ADHD Remains Massively Undertreated Among Older Adults
A new systematic review of the literature on ADHD in older adults shows just how widespread the problem of undertreatment seems to be.
In that review, a team of researchers surveyed 20 previously published studies that encompassed over 20 million participants. The researchers asked a deceptively simple question: how common is ADHD among older adults?
There are three different ways of approaching this question that the researchers took into account. You can:
- Give older adults ADHD symptom questionnaires to see how many have clinical levels of ADHD symptoms, regardless of whether they’ve been diagnosed
- Count how many older adults have been diagnosed with ADHD
- Count how many older adults are being treated for ADHD
As it turned out, these three methods gave vastly different results.

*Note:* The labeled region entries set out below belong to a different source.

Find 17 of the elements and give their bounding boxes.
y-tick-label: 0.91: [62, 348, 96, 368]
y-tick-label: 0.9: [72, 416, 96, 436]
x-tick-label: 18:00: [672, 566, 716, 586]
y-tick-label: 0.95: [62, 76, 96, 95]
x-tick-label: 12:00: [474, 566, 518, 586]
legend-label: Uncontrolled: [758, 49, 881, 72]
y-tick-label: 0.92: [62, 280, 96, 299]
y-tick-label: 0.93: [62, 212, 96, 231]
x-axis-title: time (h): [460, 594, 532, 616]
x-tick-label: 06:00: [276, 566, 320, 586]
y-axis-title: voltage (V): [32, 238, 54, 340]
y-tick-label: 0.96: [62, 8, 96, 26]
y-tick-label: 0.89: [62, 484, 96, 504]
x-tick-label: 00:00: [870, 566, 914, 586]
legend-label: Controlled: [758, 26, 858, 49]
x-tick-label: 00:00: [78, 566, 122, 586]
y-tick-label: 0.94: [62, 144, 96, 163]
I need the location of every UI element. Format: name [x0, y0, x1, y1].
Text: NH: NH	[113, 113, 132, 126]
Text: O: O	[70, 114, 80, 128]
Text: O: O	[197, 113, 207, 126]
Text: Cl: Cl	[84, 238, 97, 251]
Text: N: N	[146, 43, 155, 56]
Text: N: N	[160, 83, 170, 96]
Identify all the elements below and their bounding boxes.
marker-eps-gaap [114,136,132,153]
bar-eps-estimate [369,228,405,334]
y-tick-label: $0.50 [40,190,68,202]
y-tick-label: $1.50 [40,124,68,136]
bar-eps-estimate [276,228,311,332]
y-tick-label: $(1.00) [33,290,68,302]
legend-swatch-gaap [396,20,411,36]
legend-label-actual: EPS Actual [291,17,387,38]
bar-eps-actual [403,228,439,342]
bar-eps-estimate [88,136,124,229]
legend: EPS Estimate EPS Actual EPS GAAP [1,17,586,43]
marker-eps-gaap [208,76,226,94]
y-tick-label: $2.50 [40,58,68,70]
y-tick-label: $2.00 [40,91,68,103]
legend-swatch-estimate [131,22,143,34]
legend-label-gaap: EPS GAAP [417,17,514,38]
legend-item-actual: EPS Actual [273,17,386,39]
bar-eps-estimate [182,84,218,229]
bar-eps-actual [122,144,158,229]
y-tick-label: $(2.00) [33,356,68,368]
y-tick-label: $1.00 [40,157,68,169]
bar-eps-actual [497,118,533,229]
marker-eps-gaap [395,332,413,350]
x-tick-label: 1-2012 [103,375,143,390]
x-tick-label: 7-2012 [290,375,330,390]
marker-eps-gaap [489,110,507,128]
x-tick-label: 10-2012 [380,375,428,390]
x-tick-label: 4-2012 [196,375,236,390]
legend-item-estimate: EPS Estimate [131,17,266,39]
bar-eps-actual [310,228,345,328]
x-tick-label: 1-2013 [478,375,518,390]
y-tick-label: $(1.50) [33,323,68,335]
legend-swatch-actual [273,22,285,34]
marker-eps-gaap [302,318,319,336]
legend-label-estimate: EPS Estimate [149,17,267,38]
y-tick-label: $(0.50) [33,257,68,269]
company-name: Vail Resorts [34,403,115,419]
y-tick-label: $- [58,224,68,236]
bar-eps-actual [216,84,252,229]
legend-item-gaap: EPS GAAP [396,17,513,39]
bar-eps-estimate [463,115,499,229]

The researchers found that 2.18 percent of older adults screened as having possible ADHD when validated questionnaires were used. However, only .23 percent of older adults had been clinically diagnosed with ADHD, and a minuscule .09 percent were being treated for ADHD.
Those exact numbers shouldn’t be taken as holy writ because it’s not clear that the participants in these studies are representative of the entire population. The really interesting part isn’t the estimated prevalence of ADHD in itself but the massive discrepancy between rates of elevated symptoms, clinical diagnosis, and actual treatment.
Just to drive that point home: the number of older adults who screened as having elevated symptoms of ADHD was more than nine times as high as the number who had been diagnosed. Even among those who were lucky enough to be diagnosed, less than half were receiving treatment!
In their paper, the researchers write that this pattern “highlights the need for increased awareness of ADHD clinical diagnosis and treatment in older adults.”
That might be a bit of an understatement. If these numbers are anywhere near accurate (and the anecdotal experiences of ADHDers would suggest that they are), it means huge numbers of older ADHDers are going without diagnosis or treatment.
Those adults are dealing with all the negative effects ADHD has on work, finances, home life, relationships, safety… the list goes on. Meanwhile, they aren’t receiving support, and in many cases they probably don’t even know that their struggles stem from ADHD to begin with.
Clearly, there’s a lot of work to be done to raise awareness around ADHD in older adults. The more of that work we can get done, and the sooner we can get it done, the better!